Web Exclusive | May 2011 | By Jordan Melnick
The Great Salary Thaw
After two years of salary freezes, restaurant chains are starting to increase employee pay in an effort to secure their loyalty, according to a new survey by consulting firm Hay Group and the Chain Restaurant Compensation Association (CRCA).
The survey cites a projected median budget increase of 3 percent for all restaurant employee groups in 2011, slightly above the projected 2.8 percent increase in general industry.
The salary increase for chain restaurants was 2 percent in 2010, when 30 percent of the surveyed chains reported a salary freeze. None of the 39 CRCA organizations in the most recent survey reported a complete freeze for this year.
Tom McMullen, vice president and North American reward practice leader of Hay Group, says the projected 3 percent increase in salaries reflects a general increase in confidence in the restaurant industry.
“The increase is driven by a relatively healthier economy in general and in the restaurant sector in particular," says McMullen, citing increases in restaurant traffic and revenue in 2010 over 2008 and 2009, when the economy was in a historic tailspin.
While the 3 percent increase is still behind prerecession numbers—salary increases were 3.5 percent in 2006 and 2007 and 3.1 percent in 2008—it represents a significant improvement over last year and a sign that restaurants are feeling more optimistic after the recession, McMullen says.
“If you look 12 months ago, the chain restaurant business wasn’t in as good shape,” McMullen says. “2009 and 2010 were the low points of the last 10 years. So we aren’t fully back to where we were, but at least [the level of salary increase] is heading north from where it was.”
Still, not every chain restaurant is on board with lifting its salary freeze; none of the fast food chains interviewed for this article had lifted an implemented freeze this year.
El Pollo spokeswoman Julie Weeks wrote in an e-mail that the 400-unit chain’s salary freeze will remain in place “as of now … [but] that may change.”
Other quick-serve chains might also need to change their position on salary freezes soon; one reason for lifting a freeze, McMullen says, is concern among restaurant chains that they will lose employees if they don’t increase their salaries.
“A lot of organizations that enacted a salary freeze in 2009 were loath to do that in 2010 and 2011,” he says. “It’s much more palatable to have a salary freeze for one year.

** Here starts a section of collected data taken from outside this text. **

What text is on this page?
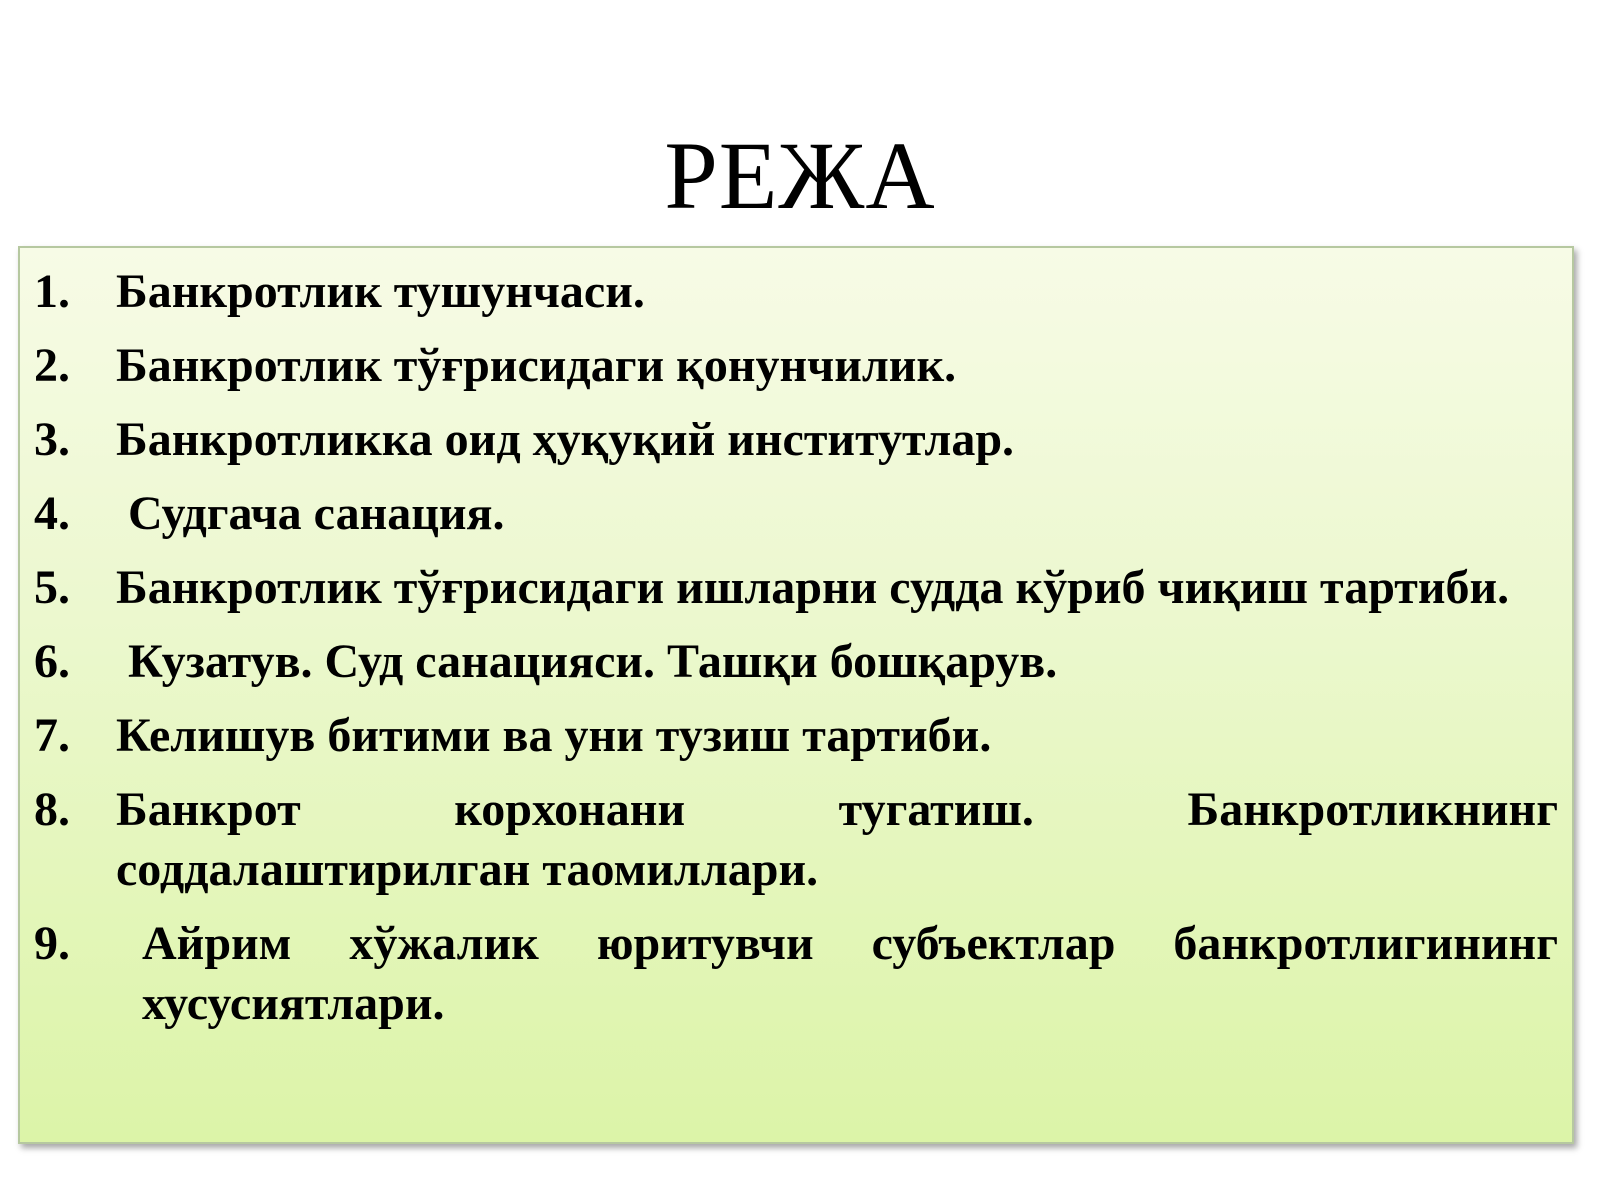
РЕЖА
1. Банкротлик тушунчаси.
2. Банкротлик тўғрисидаги қонунчилик.
3. Банкротликка оид ҳуқуқий институтлар.
4.	Судгача санация.
5. Банкротлик тўғрисидаги ишларни судда кўриб чиқиш тартиби.
6.	Кузатув. Суд санацияси. Ташқи бошқарув.
7. Келишув битими ва уни тузиш тартиби.
8. Банкрот корхонани тугатиш. Банкротликнинг соддалаштирилган таомиллари.
9.	Айрим хўжалик юритувчи субъектлар банкротлигининг хусусиятлари.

Companies that are forced to do that two years in a row jeopardize employee engagement levels and really jeopardize employee retention levels.”
The prospect of mass quitting may be small, with national employment down 7 million jobs from before the recession. But the labor market is improving—national employment grew by 2 million jobs in the last 14 months—and restaurants once again need to worry about retaining their workforce, says National Restaurant Association senior vice president of research Hudson Riehle.
“It is not surprising that industry hiring growth has accelerated and salary levels are increasing as the general economic condition firms up,” Riehle says. “The industry is obviously in competition with other industries for employees, so compensation and benefit levels have to remain competitive.”
Before the recession put millions of people out of work, recruitment and retention were the restaurant industry’s perennial top challenges, Riehle says. And as the labor market slowly improves, he says there needs to be “a recognition within the restaurant industry of the importance of developing career paths for employees.”
This, in turn, will help the restaurant industry recover from the recession years, Riehle says, citing the “strong correlation between length of tenure and increased sales per square foot.”
In the here and now, the increased pay for chain-restaurant employees is a sign that the restaurant industry expects sustained, if slow, business growth, at least in 2011.
Until then, it serves as a reminder that the general economy, including the restaurant industry, continues to absorb the effects of the Great Recession.
“There is still a long way to go,” Riehle says.